The separation of human from the artefactual marks a fundamental critical juncture between the Age we are entering and all other scientific Ages and human generations that have come before. One day, knowledge that was previously sovereign to humanity may also be non-human and non-natural (as in nanotechnology); vested in some form of (Quantum) Artificial intelligence.
As a race for knowledge and control is heating up and power gaps are certain to widen between the ‘haves’ and ‘have-nots’ of technology, some important questions emerge.
• Will the benefits of new technologies in the hands of the ‘haves’ be transferred or made available to the ‘haves-nots’? And how? Or could we ever return – in the future – to a feudal system in a world struggling to sustain its own existence in the midst of an increasing population and out-of-control climate transformation?
• Will technology be a driver of peace, war or, most likely, a complex combination of both? Will our modes of thinking be able to keep pace, when change itself becomes subject to the ambiguities of technological uncertainties?
Technological revolution therefore poses significant ethical and moral implications that is potentially global in scope and practically infinite in scale. This seminar will posit that technology could bring the decomposition of social structures and/or the disappearance of social distinctions introducing social entropy as a feature of natural decay within a social system.
About the Speaker
Prof. Dr. Jean Bogais is a Paris-Sorbonne educated sociologist (PhD) and social and intercultural psychologist (M.A.) with over 30 years’ experience as an academic and professional working in spaces of violence. His principal interests are Political Violence, Information Warfare, Counter-Terrorism and Applied Ethics, which he explores using a psycho-sociological lens set over complex systems frameworks. As a strategic analyst and advisor, he has prepared critical assessments and advised government officials, military and security agencies at the highest levels, also working on complex strategic simulations. He designs dynamic modelling network analyses with real-time narratives for security agencies.

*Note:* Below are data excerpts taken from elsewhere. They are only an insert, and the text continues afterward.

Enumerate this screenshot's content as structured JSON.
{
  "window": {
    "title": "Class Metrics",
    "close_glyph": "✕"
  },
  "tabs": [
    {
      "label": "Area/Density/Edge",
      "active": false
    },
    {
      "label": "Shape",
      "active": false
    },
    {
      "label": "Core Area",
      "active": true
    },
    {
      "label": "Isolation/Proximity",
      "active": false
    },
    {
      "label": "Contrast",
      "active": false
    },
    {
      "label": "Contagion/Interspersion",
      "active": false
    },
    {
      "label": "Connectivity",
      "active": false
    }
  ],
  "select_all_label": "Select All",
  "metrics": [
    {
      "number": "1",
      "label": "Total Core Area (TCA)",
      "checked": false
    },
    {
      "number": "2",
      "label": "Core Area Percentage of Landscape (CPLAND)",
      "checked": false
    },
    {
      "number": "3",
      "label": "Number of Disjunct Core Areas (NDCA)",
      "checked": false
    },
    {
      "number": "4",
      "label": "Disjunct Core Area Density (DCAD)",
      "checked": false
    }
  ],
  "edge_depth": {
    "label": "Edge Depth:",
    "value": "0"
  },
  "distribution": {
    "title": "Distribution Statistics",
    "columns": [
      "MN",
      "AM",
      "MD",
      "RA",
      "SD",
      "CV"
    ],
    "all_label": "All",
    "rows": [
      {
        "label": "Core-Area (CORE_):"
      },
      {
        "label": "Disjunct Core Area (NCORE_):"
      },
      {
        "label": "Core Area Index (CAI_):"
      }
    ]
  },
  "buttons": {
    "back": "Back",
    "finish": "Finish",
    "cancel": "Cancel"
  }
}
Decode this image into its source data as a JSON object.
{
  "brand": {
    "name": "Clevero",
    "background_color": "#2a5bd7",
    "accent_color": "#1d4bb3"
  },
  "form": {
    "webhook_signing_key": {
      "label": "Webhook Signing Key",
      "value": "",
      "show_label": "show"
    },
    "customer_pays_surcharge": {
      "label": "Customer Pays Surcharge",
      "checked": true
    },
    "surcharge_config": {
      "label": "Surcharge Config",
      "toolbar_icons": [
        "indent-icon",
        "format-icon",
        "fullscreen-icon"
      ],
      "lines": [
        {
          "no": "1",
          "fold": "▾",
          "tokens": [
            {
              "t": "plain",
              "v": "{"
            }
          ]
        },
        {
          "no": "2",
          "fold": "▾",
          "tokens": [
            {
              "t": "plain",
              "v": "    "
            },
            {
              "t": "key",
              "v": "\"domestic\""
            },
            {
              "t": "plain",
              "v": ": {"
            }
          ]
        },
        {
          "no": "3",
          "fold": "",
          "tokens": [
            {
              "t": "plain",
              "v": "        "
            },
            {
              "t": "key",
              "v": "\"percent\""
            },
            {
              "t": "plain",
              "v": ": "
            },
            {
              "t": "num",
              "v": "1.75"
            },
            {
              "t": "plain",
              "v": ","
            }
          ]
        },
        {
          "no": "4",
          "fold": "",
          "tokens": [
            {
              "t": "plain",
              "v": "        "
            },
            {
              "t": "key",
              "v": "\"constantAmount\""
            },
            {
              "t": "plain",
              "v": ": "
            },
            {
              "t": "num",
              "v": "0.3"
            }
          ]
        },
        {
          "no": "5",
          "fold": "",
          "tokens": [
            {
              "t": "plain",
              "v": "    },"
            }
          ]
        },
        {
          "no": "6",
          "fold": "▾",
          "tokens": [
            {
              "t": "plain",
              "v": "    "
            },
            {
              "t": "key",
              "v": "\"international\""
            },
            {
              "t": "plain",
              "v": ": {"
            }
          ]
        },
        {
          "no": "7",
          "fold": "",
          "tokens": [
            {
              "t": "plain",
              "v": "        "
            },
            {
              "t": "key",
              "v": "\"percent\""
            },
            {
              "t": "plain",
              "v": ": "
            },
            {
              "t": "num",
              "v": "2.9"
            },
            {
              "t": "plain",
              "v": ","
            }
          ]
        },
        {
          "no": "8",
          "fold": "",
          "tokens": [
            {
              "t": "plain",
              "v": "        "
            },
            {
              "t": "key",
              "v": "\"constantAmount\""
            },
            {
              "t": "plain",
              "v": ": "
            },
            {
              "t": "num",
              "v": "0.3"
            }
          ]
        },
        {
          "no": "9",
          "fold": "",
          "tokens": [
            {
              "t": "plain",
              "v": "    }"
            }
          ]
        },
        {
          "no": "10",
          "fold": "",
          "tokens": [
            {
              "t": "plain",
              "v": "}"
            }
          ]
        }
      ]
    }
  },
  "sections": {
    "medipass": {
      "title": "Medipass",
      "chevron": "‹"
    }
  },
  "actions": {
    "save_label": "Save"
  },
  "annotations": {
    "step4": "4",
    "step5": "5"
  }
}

Most of his professional life has been spent between Southeast Asia and Africa. He has been involved in a number of front-line deconfliction initiatives and negotiations. As a psychologist/sociologist he has experience in rehabilitation strategies and programs for ‘child soldiers’ and radicalised individuals. He develops pilot programs for military (currently Royal Australian Navy) and trains international specialists (military and civilian) in his areas of expertise. Dr Bogais was a UN special advisor in the negotiations of the 1991 Peace Agreement for Cambodia. He is an internationally recognised specialist in Southeast Asian affairs, especially Myanmar, Cambodia, Philippine and the South China Sea with also significant expertise in the Maghreb.

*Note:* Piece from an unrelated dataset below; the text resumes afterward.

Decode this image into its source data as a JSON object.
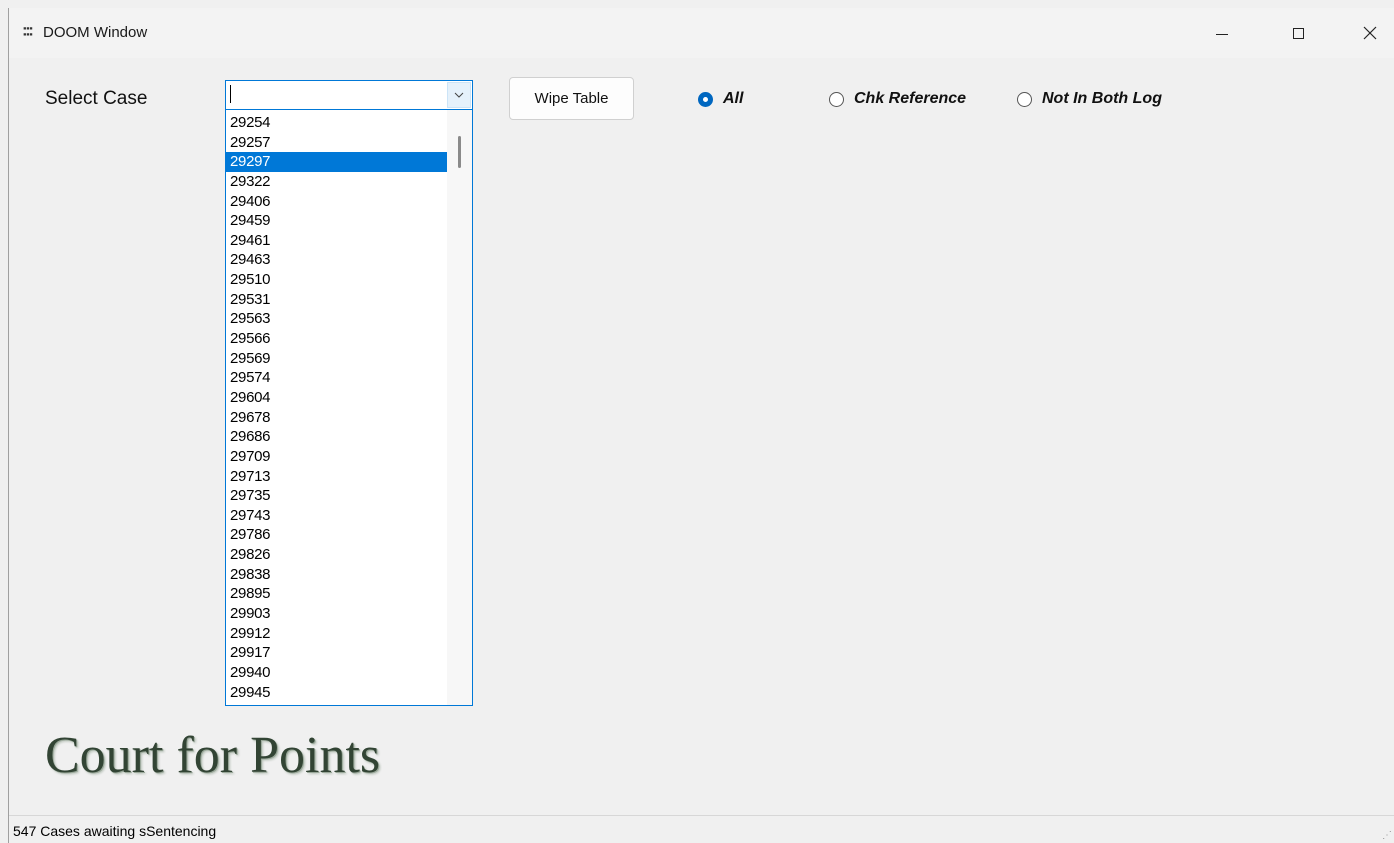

Dr Bogais is an Associate Professor (Adjunct) within the School of Social and Political Sciences & Business School at The University of Sydney. He is also an associate with the Centre for International Security Studies and the Nanotechnology Research Institute both at the University of Sydney. He is a Senior Research Fellow with the German-Southeast Asia Centre of Excellence for Public Policy and Good Governance (CPG) attached to the Faculty of Law, Thammasat, Bangkok, and a Senior Associate/Advisor at the Centre for Strategic and International Studies (CSIS) in Washington DC, U.S. He brings into the classroom material gathered on the ground to introduce students to real-time situations. He appears regularly in the media as an expert analyst in security and political issues.